Investigating miR-6880-5p in extracellular vesicle from plasma as a prognostic biomarker in endocrine therapy-treated castration-resistant prostate cancer

Abstract

Abstract Background Advancements in the diagnosis, treatment, and surveillance of castration-resistant prostate cancer (CRPC) have progressed considerably, but a new biomarker that combines existing clinical and pathological data could be useful for a more precise diagnosis and prognosis. Some investigations have found that extracellular vesicle (EV)-derived miRNAs play crucial roles in various types of malignant tumors. The objective of this study was to explore EV miRNA and identify its biologic function as a biomarker for the diagnosis and prognosis of CRPC. Methods Plasma samples were collected from five healthy donors (Control, CT) and 17 CRPC patients, categorizing into two groups based on their endocrine treatment response: partial response (PR; n = 10) and progressive disease (PD; n = 7). Candidate extracellular vesicle (EV) miRNAs were identified using miRNA microarray and RT-qPCR. The biological functions of the selected miRNAs were evaluated using the MTT assay, wound healing assay, trans-well assay, and RNA sequencing in CRPC cells after transient miRNA expression. Results Microarray analysis revealed a significant downregulation of EV-miR-6880-5p in the PD samples compared to both CT and PR samples (p < 0.01).

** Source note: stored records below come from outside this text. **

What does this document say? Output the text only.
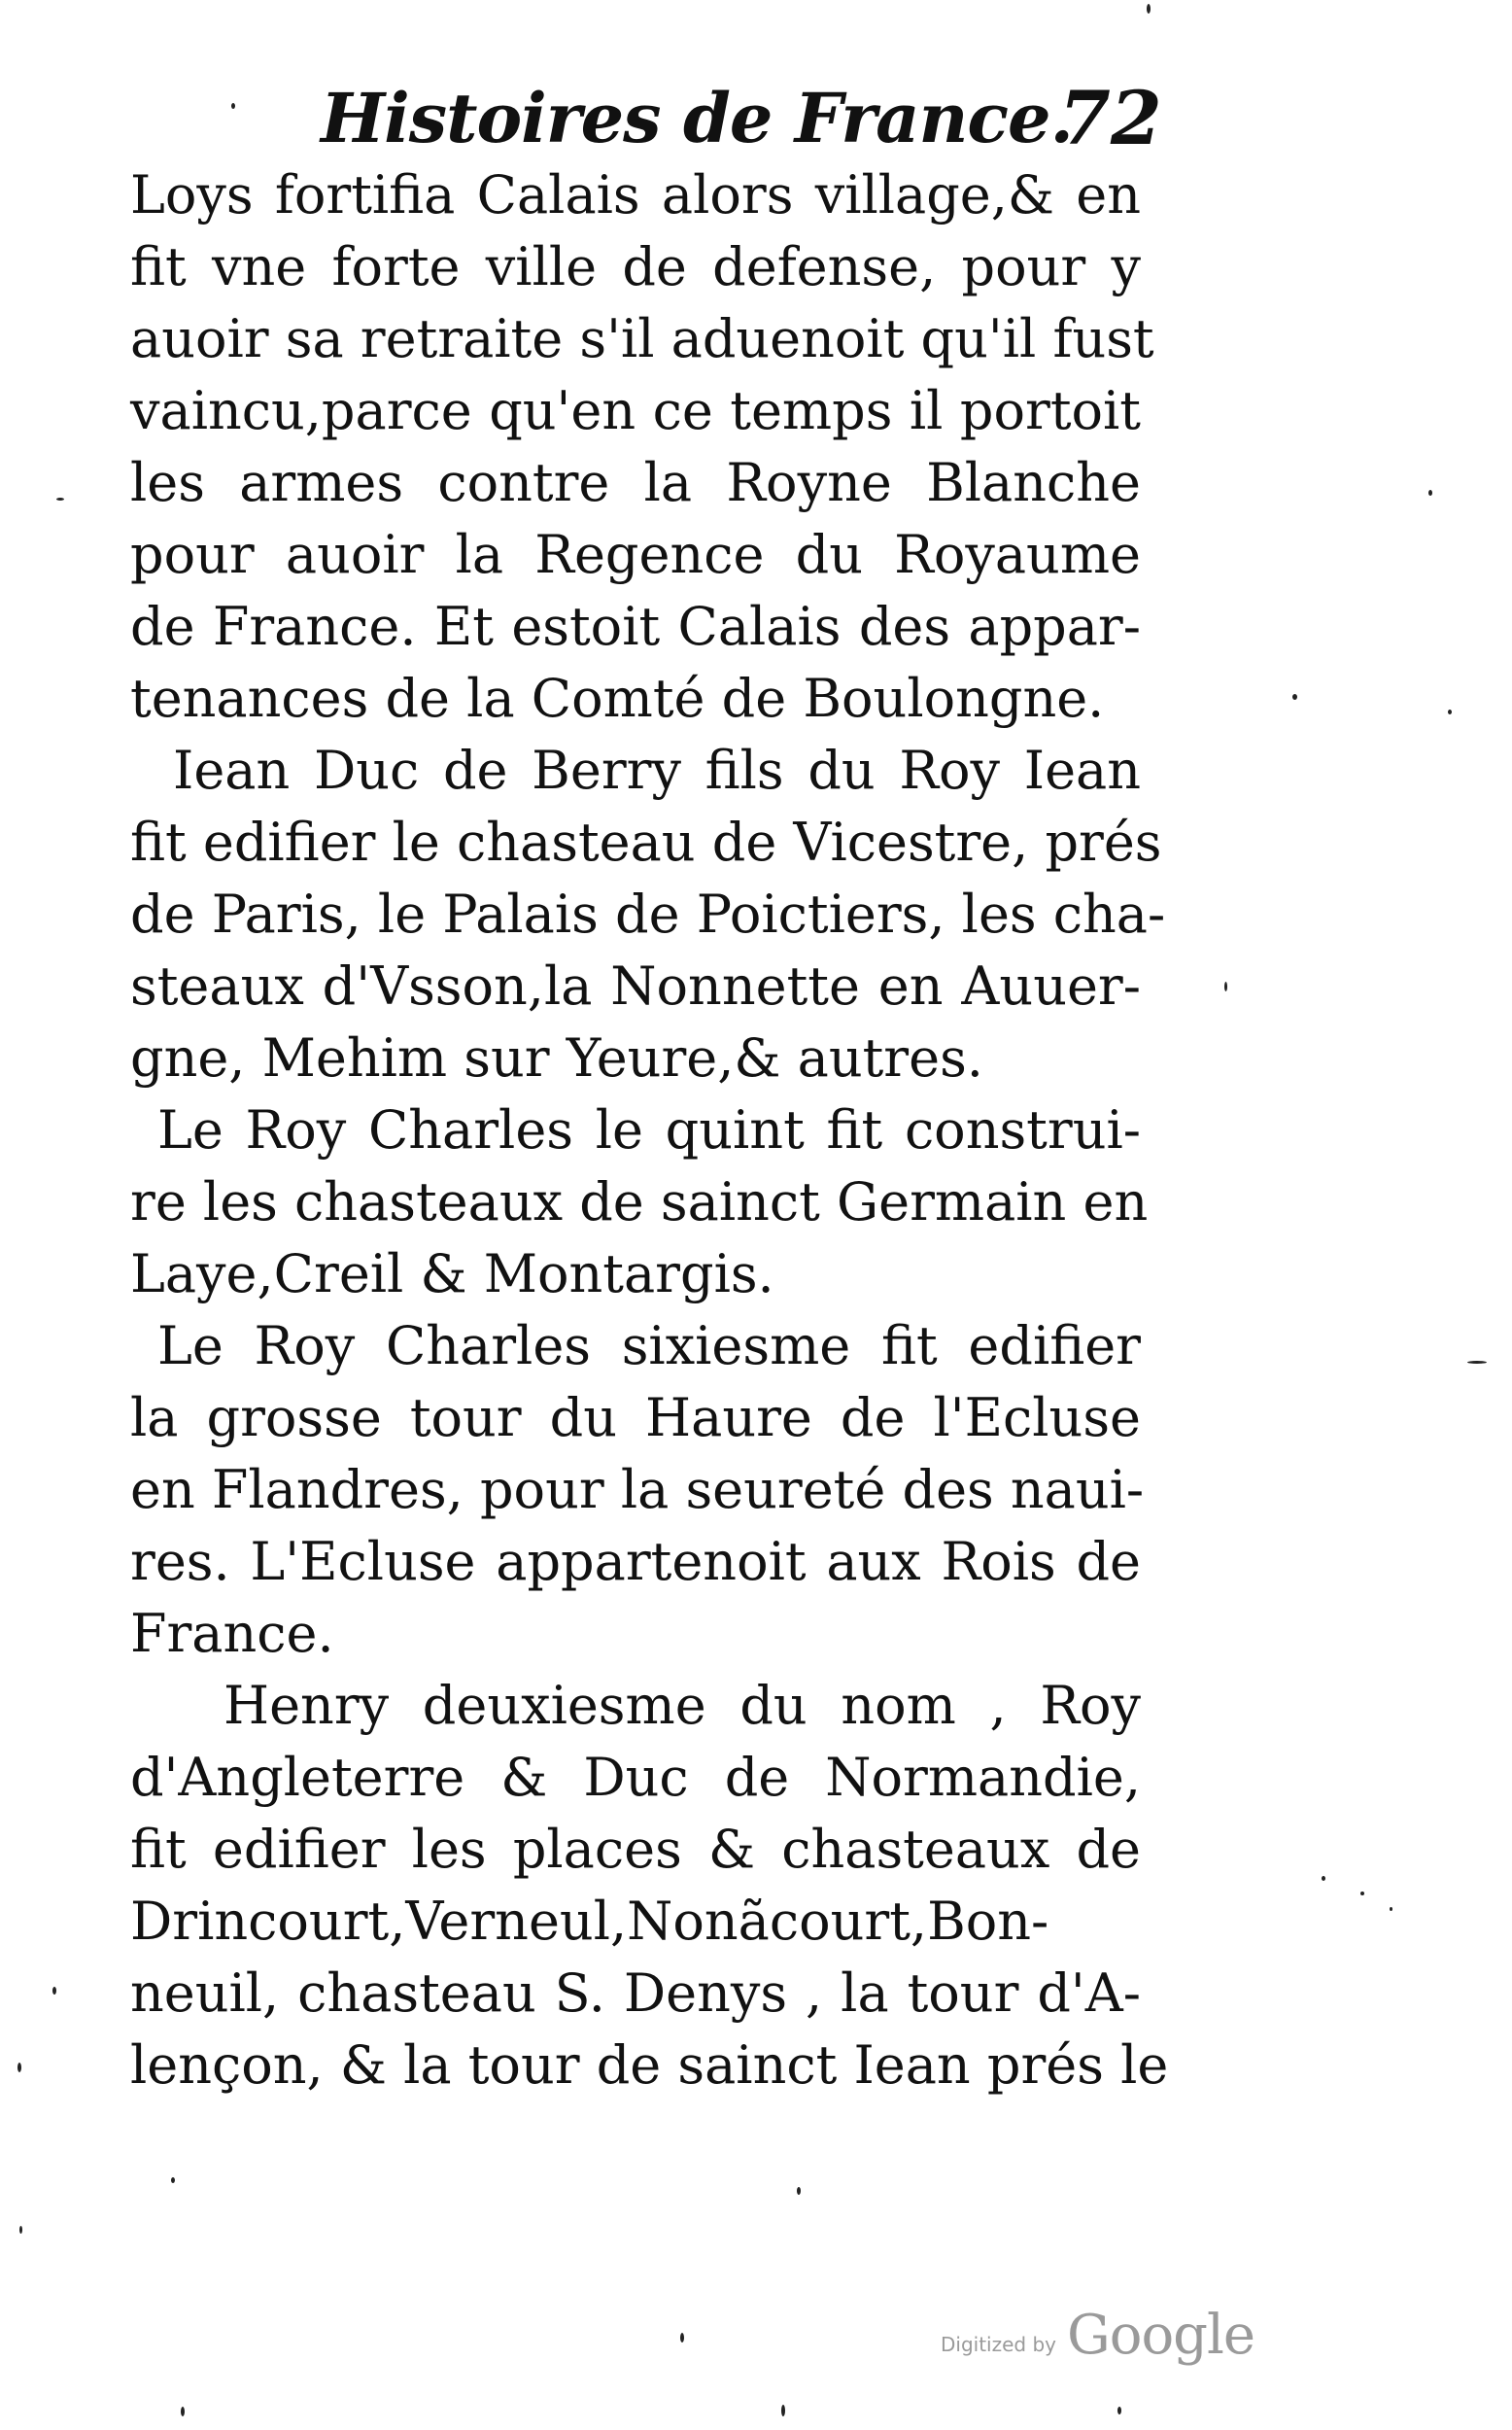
Histoires de France.
72
Loys fortifia Calais alors village,& en
fit vne forte ville de defense, pour y
auoir sa retraite s'il aduenoit qu'il fust
vaincu,parce qu'en ce temps il portoit
les armes contre la Royne Blanche
pour auoir la Regence du Royaume
de France. Et estoit Calais des appar-
tenances de la Comté de Boulongne.
Iean Duc de Berry fils du Roy Iean
fit edifier le chasteau de Vicestre, prés
de Paris, le Palais de Poictiers, les cha-
steaux d'Vsson,la Nonnette en Auuer-
gne, Mehim sur Yeure,& autres.
Le Roy Charles le quint fit construi-
re les chasteaux de sainct Germain en
Laye,Creil & Montargis.
Le Roy Charles sixiesme fit edifier
la grosse tour du Haure de l'Ecluse
en Flandres, pour la seureté des naui-
res. L'Ecluse appartenoit aux Rois de
France.
Henry deuxiesme du nom , Roy
d'Angleterre & Duc de Normandie,
fit edifier les places & chasteaux de
Drincourt,Verneul,Nonãcourt,Bon-
neuil, chasteau S. Denys , la tour d'A-
lençon, & la tour de sainct Iean prés le
Digitized by Google
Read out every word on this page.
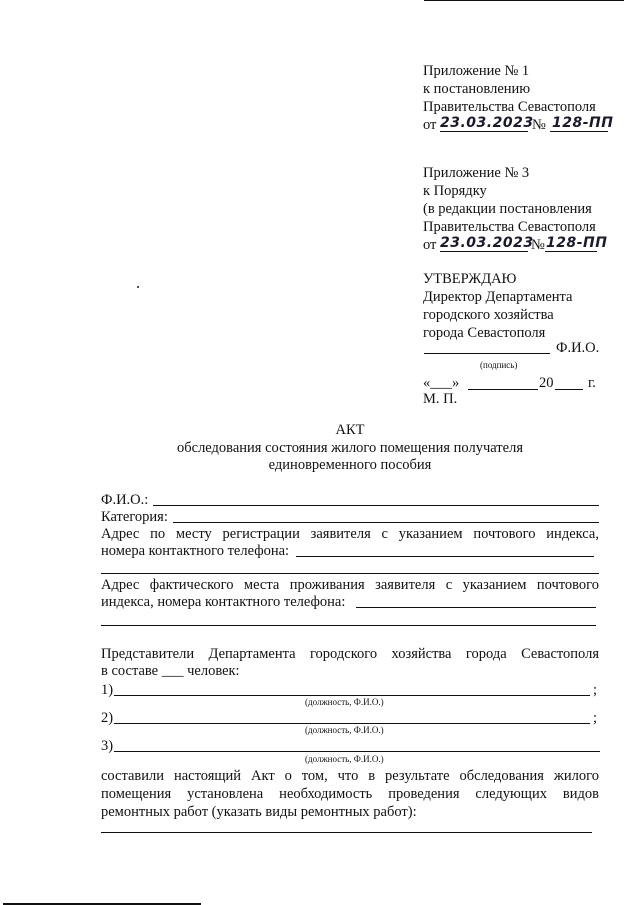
Приложение № 1
к постановлению
Правительства Севастополя
от 23.03.2023
№ 128-ПП
Приложение № 3
к Порядку
(в редакции постановления
Правительства Севастополя
от 23.03.2023
№ 128-ПП
УТВЕРЖДАЮ
Директор Департамента
городского хозяйства
города Севастополя
Ф.И.О.
(подпись)
«___»	20 г.
М. П.
АКТ
обследования состояния жилого помещения получателя
единовременного пособия
Ф.И.О.:
Категория:
Адрес по месту регистрации заявителя с указанием почтового индекса,
номера контактного телефона:
Адрес фактического места проживания заявителя с указанием почтового
индекса, номера контактного телефона:
Представители Департамента городского хозяйства города Севастополя
в составе ___ человек:
1)	;
(должность, Ф.И.О.)
2)	;
(должность, Ф.И.О.)
3)
(должность, Ф.И.О.)
составили настоящий Акт о том, что в результате обследования жилого
помещения установлена необходимость проведения следующих видов
ремонтных работ (указать виды ремонтных работ):
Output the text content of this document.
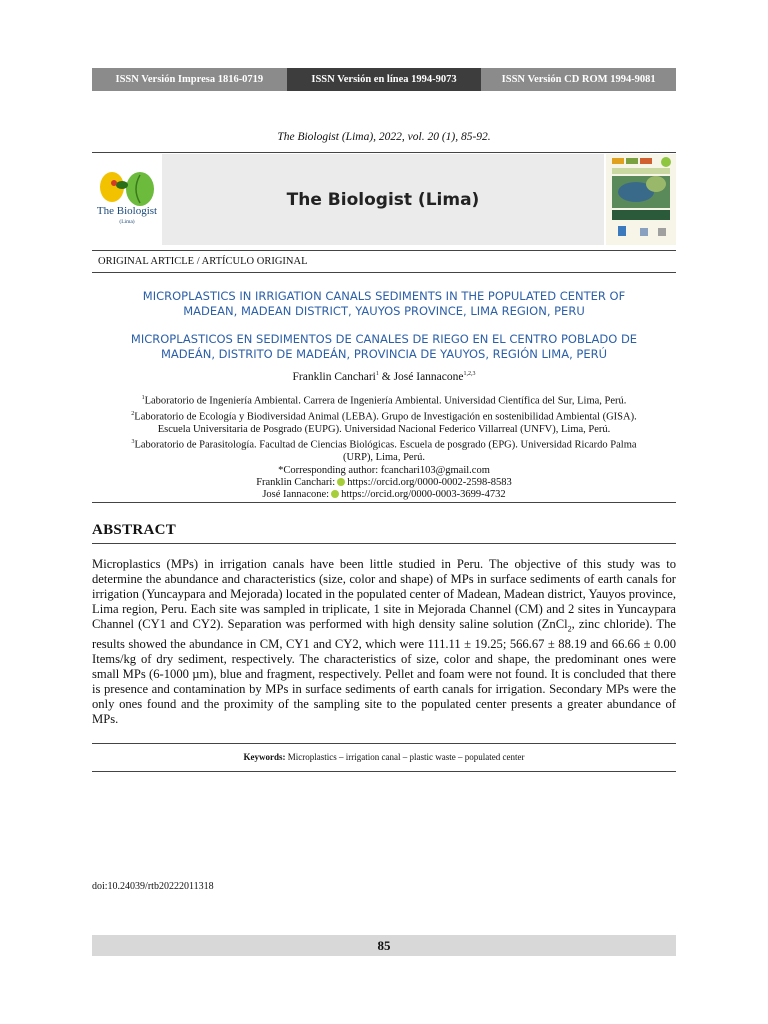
ISSN Versión Impresa 1816-0719	ISSN Versión en línea 1994-9073	ISSN Versión CD ROM 1994-9081
The Biologist (Lima), 2022, vol. 20 (1), 85-92.
The Biologist
(Lima)
The Biologist (Lima)
ORIGINAL ARTICLE / ARTÍCULO ORIGINAL
MICROPLASTICS IN IRRIGATION CANALS SEDIMENTS IN THE POPULATED CENTER OF
MADEAN, MADEAN DISTRICT, YAUYOS PROVINCE, LIMA REGION, PERU
MICROPLASTICOS EN SEDIMENTOS DE CANALES DE RIEGO EN EL CENTRO POBLADO DE
MADEÁN, DISTRITO DE MADEÁN, PROVINCIA DE YAUYOS, REGIÓN LIMA, PERÚ
Franklin Canchari$^1$ & José Iannacone$^{1,2,3}$
$^1$Laboratorio de Ingeniería Ambiental. Carrera de Ingeniería Ambiental. Universidad Científica del Sur, Lima, Perú.
$^2$Laboratorio de Ecología y Biodiversidad Animal (LEBA). Grupo de Investigación en sostenibilidad Ambiental (GISA).
Escuela Universitaria de Posgrado (EUPG). Universidad Nacional Federico Villarreal (UNFV), Lima, Perú.
$^3$Laboratorio de Parasitología. Facultad de Ciencias Biológicas. Escuela de posgrado (EPG). Universidad Ricardo Palma
(URP), Lima, Perú.
*Corresponding author: fcanchari103@gmail.com
Franklin Canchari: https://orcid.org/0000-0002-2598-8583
José Iannacone: https://orcid.org/0000-0003-3699-4732
ABSTRACT
Microplastics (MPs) in irrigation canals have been little studied in Peru. The objective of this study was to determine the abundance and characteristics (size, color and shape) of MPs in surface sediments of earth canals for irrigation (Yuncaypara and Mejorada) located in the populated center of Madean, Madean district, Yauyos province, Lima region, Peru. Each site was sampled in triplicate, 1 site in Mejorada Channel (CM) and 2 sites in Yuncaypara Channel (CY1 and CY2). Separation was performed with high density saline solution (ZnCl$_2$, zinc chloride). The results showed the abundance in CM, CY1 and CY2, which were 111.11 ± 19.25; 566.67 ± 88.19 and 66.66 ± 0.00 Items/kg of dry sediment, respectively. The characteristics of size, color and shape, the predominant ones were small MPs (6-1000 µm), blue and fragment, respectively. Pellet and foam were not found. It is concluded that there is presence and contamination by MPs in surface sediments of earth canals for irrigation. Secondary MPs were the only ones found and the proximity of the sampling site to the populated center presents a greater abundance of MPs.
Keywords: Microplastics – irrigation canal – plastic waste – populated center
doi:10.24039/rtb20222011318
85
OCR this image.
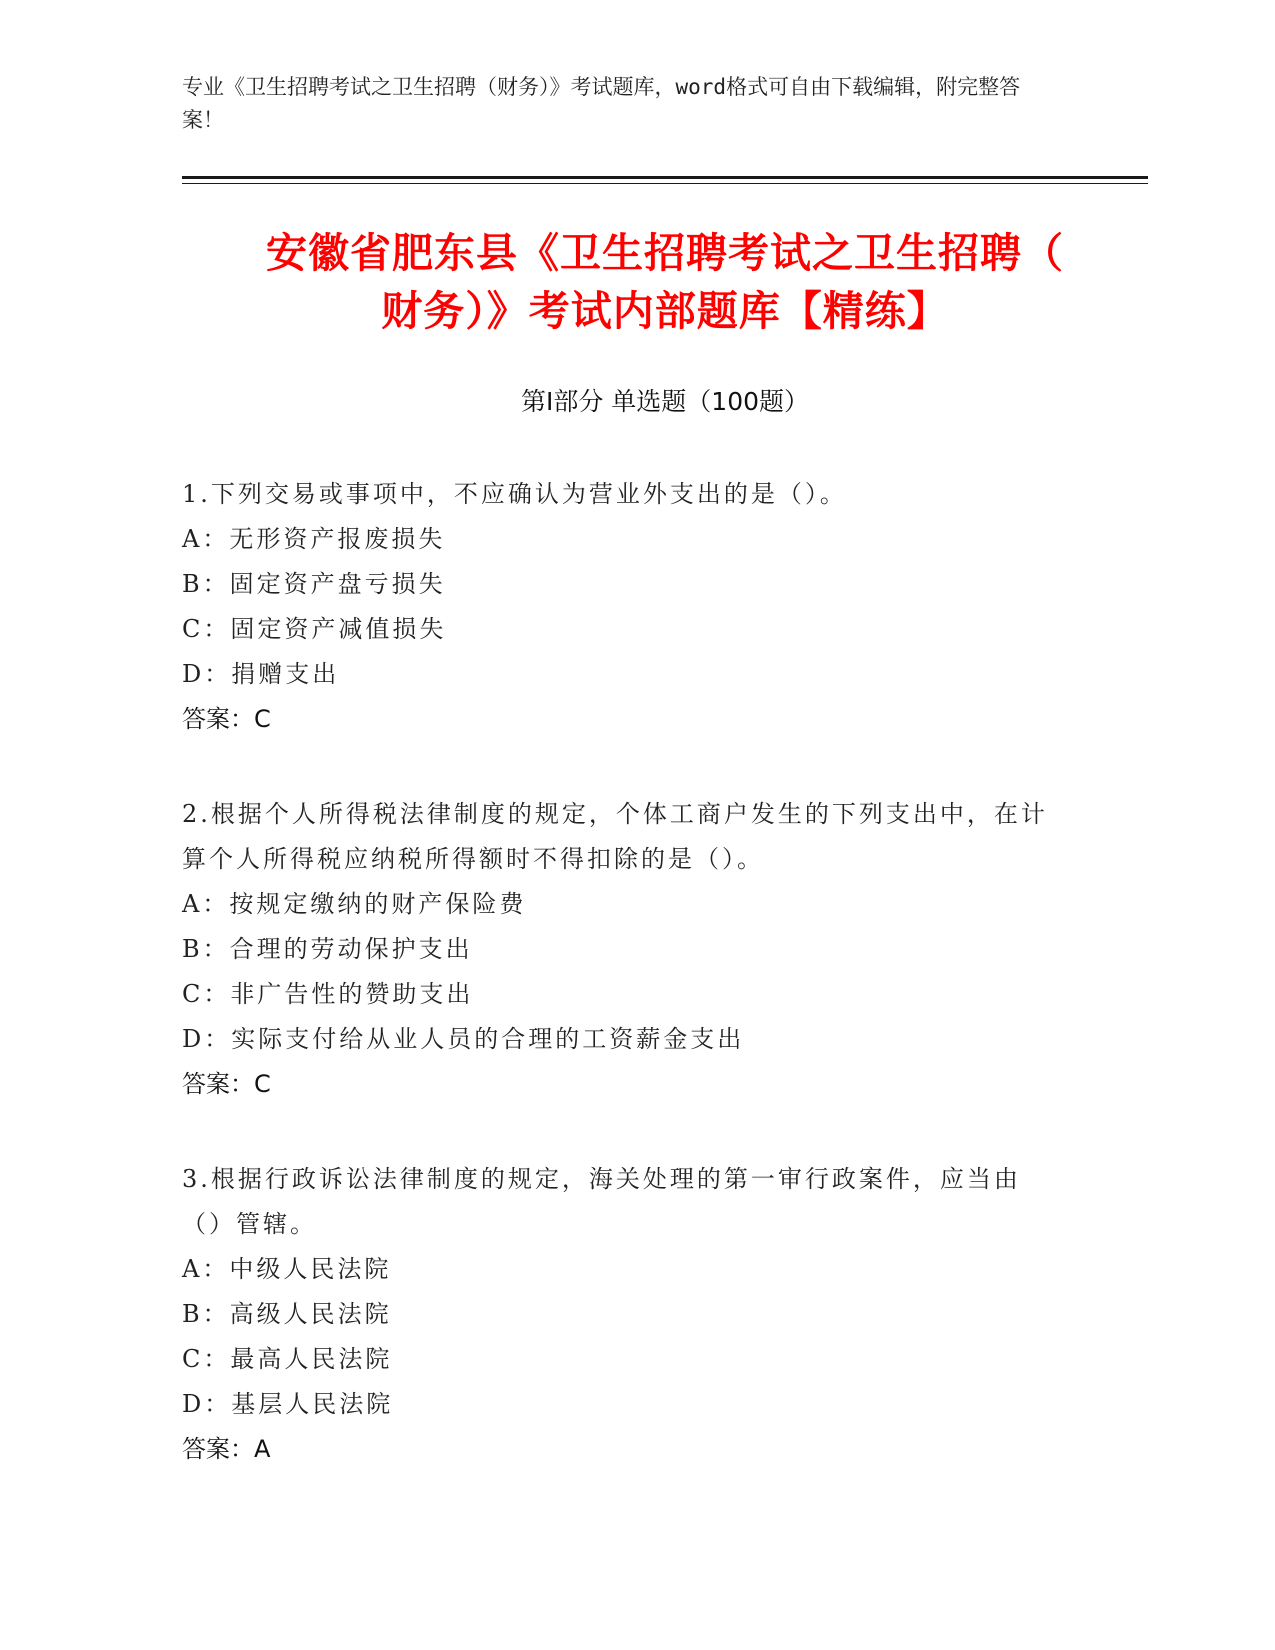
专业《卫生招聘考试之卫生招聘（财务）》考试题库，word格式可自由下载编辑，附完整答案！
安徽省肥东县《卫生招聘考试之卫生招聘（
财务）》考试内部题库【精练】
第Ⅰ部分 单选题（100题）

1.下列交易或事项中，不应确认为营业外支出的是（）。

A：无形资产报废损失
B：固定资产盘亏损失
C：固定资产减值损失
D：捐赠支出
答案：C

2.根据个人所得税法律制度的规定，个体工商户发生的下列支出中，在计算个人所得税应纳税所得额时不得扣除的是（）。

A：按规定缴纳的财产保险费
B：合理的劳动保护支出
C：非广告性的赞助支出
D：实际支付给从业人员的合理的工资薪金支出
答案：C

3.根据行政诉讼法律制度的规定，海关处理的第一审行政案件，应当由（）管辖。

A：中级人民法院
B：高级人民法院
C：最高人民法院
D：基层人民法院
答案：A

The expression of EV-miR-6880-5p in CRPC patients was decreased compared with that CT group (p = 0.0336) using RT-qPCR. In the PR group, EV-miR-6880-5p was increased at follow-up compared with the baseline (p = 0.2803), while in the PD group, it decreased at follow-up compared with the baseline samples (p = 0.4356). Furthermore, overexpression of miR-6880-5p hampered cell proliferation, migration, and invasion, downregulated pathways associated with tumor progression, and simultaneously upregulated pathways associated with cell growth and apoptosis in CRPC cells. Conclusions EV-miR-6880-5p shows promise as a prognostic biomarker in patients with CRPC. Further, prospective validations are necessary to evaluate the potential of these candidate miRNAs.